8216. — À M. SERVAN[1].
22 février.

Monsieur, j’ai recours à vous. J’ai été volé, et je vous supplie de me faire rendre justice. Ce n’est pourtant pas au nom du roi, quoique vous soyez son avocat général ; c’est au nom de la raison et de l’humanité. On m’a pris ce que j’avais de plus précieux : votre plaidoyer en faveur de cette pauvre femme huguenote, à qui vous fîtes donner des dédommagements par son indigne mari catholique, et votre discours de rentrée sur les devoirs de la magistrature.

Si vous ne daignez pas, monsieur, me faire présent de ces deux ouvrages, vous serez cause que je ferai une mauvaise action, car je vous avertis que je les volerai au premier qui en sera possesseur. Quelqu’un a dit : Panem nostrum substantialem da nobis hodie. Je vous fais la même prière à bien plus juste titre.

Nous avons eu à Ferney un de vos confrères les avocats généraux, tout fraîchement arrivé d’un beau château qu’on nomme Pierre-Cise ou Pierre-Encise[2]. C’est un favori que le maître de la maison aime si fort qu’il en a été jaloux, et qu’il n’a voulu le laisser parler à personne pendant tout le temps qu’il l’a eu dans sa maison. C’est un grand avantage que les Français ont sur les Anglais d’être logés et hébergés aux dépens du patron, sans qu’il leur en coûte rien pour leur voyage et pour leur nourriture.
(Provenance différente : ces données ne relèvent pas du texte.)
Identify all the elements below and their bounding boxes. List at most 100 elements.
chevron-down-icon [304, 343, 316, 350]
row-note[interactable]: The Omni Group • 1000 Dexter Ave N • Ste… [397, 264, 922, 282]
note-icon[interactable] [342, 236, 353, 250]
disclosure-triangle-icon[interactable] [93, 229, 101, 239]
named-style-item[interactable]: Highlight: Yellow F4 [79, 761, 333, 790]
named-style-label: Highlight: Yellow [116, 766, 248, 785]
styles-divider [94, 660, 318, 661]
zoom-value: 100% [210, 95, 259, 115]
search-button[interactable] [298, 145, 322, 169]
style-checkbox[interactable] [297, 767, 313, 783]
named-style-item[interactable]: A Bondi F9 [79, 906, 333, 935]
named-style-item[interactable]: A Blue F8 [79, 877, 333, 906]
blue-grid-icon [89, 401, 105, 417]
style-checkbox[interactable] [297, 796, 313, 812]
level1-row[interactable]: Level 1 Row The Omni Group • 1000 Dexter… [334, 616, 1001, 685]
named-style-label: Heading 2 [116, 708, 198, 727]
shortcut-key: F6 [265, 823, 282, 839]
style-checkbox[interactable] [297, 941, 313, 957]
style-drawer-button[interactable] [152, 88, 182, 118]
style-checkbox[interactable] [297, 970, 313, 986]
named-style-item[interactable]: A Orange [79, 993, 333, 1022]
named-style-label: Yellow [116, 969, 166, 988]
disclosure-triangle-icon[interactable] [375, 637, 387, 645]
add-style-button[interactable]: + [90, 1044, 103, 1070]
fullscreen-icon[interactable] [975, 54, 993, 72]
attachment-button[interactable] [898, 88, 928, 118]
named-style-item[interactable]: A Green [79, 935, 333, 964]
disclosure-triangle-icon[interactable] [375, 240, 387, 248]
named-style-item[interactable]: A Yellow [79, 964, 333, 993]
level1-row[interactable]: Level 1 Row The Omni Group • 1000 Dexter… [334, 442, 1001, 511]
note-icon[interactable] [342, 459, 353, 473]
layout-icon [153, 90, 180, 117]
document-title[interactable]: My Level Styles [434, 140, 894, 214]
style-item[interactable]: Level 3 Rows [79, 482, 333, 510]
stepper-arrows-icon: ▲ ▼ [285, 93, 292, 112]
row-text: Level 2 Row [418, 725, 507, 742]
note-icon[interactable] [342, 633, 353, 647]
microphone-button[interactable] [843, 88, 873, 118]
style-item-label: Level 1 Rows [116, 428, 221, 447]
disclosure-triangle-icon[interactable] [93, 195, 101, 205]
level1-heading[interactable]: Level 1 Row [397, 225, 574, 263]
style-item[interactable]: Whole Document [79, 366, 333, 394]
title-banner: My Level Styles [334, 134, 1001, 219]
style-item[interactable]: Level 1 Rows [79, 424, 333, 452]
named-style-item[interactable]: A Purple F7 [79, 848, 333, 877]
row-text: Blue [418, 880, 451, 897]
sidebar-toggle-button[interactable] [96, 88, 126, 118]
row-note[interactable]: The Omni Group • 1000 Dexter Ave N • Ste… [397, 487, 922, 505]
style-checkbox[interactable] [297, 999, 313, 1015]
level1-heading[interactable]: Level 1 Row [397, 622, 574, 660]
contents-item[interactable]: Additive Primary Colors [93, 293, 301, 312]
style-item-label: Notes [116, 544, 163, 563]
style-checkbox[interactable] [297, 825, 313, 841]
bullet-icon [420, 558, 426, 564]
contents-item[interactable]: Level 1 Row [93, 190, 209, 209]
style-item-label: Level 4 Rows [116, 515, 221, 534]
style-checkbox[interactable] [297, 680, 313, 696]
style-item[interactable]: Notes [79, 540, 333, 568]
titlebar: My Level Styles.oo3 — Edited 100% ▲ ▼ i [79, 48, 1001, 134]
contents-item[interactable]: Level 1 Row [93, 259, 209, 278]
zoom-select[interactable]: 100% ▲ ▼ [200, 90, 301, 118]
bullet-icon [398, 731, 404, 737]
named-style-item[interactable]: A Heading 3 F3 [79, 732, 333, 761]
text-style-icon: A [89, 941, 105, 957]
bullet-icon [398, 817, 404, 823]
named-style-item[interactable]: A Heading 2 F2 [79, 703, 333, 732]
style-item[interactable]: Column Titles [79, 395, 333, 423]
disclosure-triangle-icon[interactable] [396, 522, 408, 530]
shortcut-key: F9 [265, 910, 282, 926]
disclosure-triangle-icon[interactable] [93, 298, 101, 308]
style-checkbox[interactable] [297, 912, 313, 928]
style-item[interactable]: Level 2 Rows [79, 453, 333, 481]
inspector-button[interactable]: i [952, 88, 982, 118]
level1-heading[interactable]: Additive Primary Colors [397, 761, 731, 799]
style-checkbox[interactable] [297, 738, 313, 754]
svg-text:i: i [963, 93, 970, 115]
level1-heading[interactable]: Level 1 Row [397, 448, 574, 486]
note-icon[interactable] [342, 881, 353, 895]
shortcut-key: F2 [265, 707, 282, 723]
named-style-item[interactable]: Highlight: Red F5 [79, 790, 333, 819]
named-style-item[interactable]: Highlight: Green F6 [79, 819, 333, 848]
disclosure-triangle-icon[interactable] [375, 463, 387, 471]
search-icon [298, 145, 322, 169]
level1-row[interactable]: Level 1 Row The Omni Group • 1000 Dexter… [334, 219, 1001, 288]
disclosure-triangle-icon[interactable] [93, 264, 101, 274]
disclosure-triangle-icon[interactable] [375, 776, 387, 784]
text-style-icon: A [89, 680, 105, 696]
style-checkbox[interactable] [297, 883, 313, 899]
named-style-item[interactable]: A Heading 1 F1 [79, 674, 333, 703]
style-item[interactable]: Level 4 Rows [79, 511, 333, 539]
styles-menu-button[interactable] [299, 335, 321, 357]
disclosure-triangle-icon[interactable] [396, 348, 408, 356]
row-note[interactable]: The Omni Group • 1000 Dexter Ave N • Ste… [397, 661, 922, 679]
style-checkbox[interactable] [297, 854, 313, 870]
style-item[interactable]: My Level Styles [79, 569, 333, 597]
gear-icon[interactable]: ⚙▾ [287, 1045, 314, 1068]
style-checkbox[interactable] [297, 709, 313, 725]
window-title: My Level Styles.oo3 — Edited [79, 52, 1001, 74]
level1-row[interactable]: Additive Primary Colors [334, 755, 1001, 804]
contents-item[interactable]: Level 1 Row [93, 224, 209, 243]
Il faut avouer qu’on ne trouve point ailleurs une pareille politesse.

Ayez soin de votre santé, monsieur, et n’oubliez pas, dans votre livre sur notre jurisprudence, de rendre toute la justice qui est due à un si généreux établissement.

Je vous demande en grâce de faire un petit paquet de tout ce qu’on a imprimé de vous, et de me l’envoyer par le coche de Versoy, par Lyon. Vous contribuerez à la guérison d’un vieux malade, qui a plus de foi en vous qu’en M. Tissot. Agréez les tendres respects de votre très-humble et très-obéissant serviteur.

Le vieil Ermite du mont Jura.

  1. Editeurs, de Cayrol et François.
  2. Prison d’État où l’avocat général Dupaty fut enfermé après la dissolution des parlements.